Трое ангелоподобных созданий тоже были крещены в православной, исконно русской вере, причем, разумеется, с согласия и даже благословения самого Грузенберга, который, не веруя сам, тем не менее допускал, что крещение его детей каким-то образом действительно ставит их под защиту неких высших сил, а для него это было очень важно как для любого любящего и беспокойного отца, тревожащегося о судьбе своих любезных чад. Это было важно еще и потому, что Грузенберг сомневался, и не без основания, в своих собственных способностях и возможностях их защитить и оберечь.
Жена Ира Митяшина делала попытки так же и Грузенберга обратить на путь истинный, но тот, жестоковыйный, относился к ее заманкам довольно индифферентно: он, может, и рад бы, да не получается, зачем себя обманывать? Позиция скромная, но достойная и честная, а потому чуткая Ира Митяшина не настаивала: человек должен сам созреть, так что на их отношениях грузенберговская недозрелость никоим образом не сказывалась. Главное ведь ясно что — взаимопонимание!..

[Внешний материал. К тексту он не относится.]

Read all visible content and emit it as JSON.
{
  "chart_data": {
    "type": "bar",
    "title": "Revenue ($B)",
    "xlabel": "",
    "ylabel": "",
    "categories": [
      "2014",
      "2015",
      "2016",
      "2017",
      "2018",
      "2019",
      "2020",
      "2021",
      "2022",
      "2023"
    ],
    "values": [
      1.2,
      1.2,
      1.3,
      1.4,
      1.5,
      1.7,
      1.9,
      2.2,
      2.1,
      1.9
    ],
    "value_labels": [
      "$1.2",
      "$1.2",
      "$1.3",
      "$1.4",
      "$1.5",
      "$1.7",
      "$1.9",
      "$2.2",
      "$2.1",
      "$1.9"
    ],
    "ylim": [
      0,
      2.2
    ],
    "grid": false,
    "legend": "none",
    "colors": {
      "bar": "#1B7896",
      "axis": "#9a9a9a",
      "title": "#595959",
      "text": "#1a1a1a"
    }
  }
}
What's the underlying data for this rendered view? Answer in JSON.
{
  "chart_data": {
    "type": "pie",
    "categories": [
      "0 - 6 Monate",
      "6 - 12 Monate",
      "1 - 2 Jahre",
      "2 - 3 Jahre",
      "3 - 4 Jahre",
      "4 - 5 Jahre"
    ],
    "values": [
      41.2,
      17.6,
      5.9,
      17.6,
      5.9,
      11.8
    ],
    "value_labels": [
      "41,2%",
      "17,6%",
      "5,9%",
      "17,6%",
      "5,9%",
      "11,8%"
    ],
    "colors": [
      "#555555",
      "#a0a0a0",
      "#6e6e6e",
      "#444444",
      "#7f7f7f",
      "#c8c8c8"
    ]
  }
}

И вот теперь, на исходе более чем полуторадесятилетней совместной семейной жизни, вполне в общем-то счастливой, Грузенберг вдруг отчетливо осознал, что ему, увы, ничего другого не остается, кроме как — исчезнуть!
Испариться.
Аннигилироваться, если угодно. Что он просто обязан. Именно обязан, потому что от этого зависит. Так будет лучше и безопасней для близких, если он, хочет или не хочет, исчезнет, лишив уже четко наметившийся вектор агрессии самой главной координаты. Тем самым сбив с толку. Заметя след. Уведя погоню, как отвлекает от гнезда птица или от норы зверь.
Вопрос: а была ли погоня? Ведь это все можно было счесть чистой случайностью, совпадением: ну да, сначала неподалеку от дома, потом совсем близко, потом еще ближе, потом в подъезде, холодно, прохладно, тепло, еще теплее, горячо…
Мания преследования.
Нервишки. Стресс. Невроз.
Однако ж было, если честно, отчего. Тут уж не утешишься, что вообще растет уровень преступности, о чем трубили все газеты. Тут речь шла именно о Грузенберге конкретно и о семье его конкретно, которая, как подсказывала ему интуиция, тоже подвергалась опасности.
Из-за него!
Это только так говорится, что в одно место два раза не стреляют. В Грузенберга почему-то стреляли (условно) — и не два, а больше. Поневоле задумаешься, что делать, особенно если опасность начинает угрожать не только тебе, но и ближним.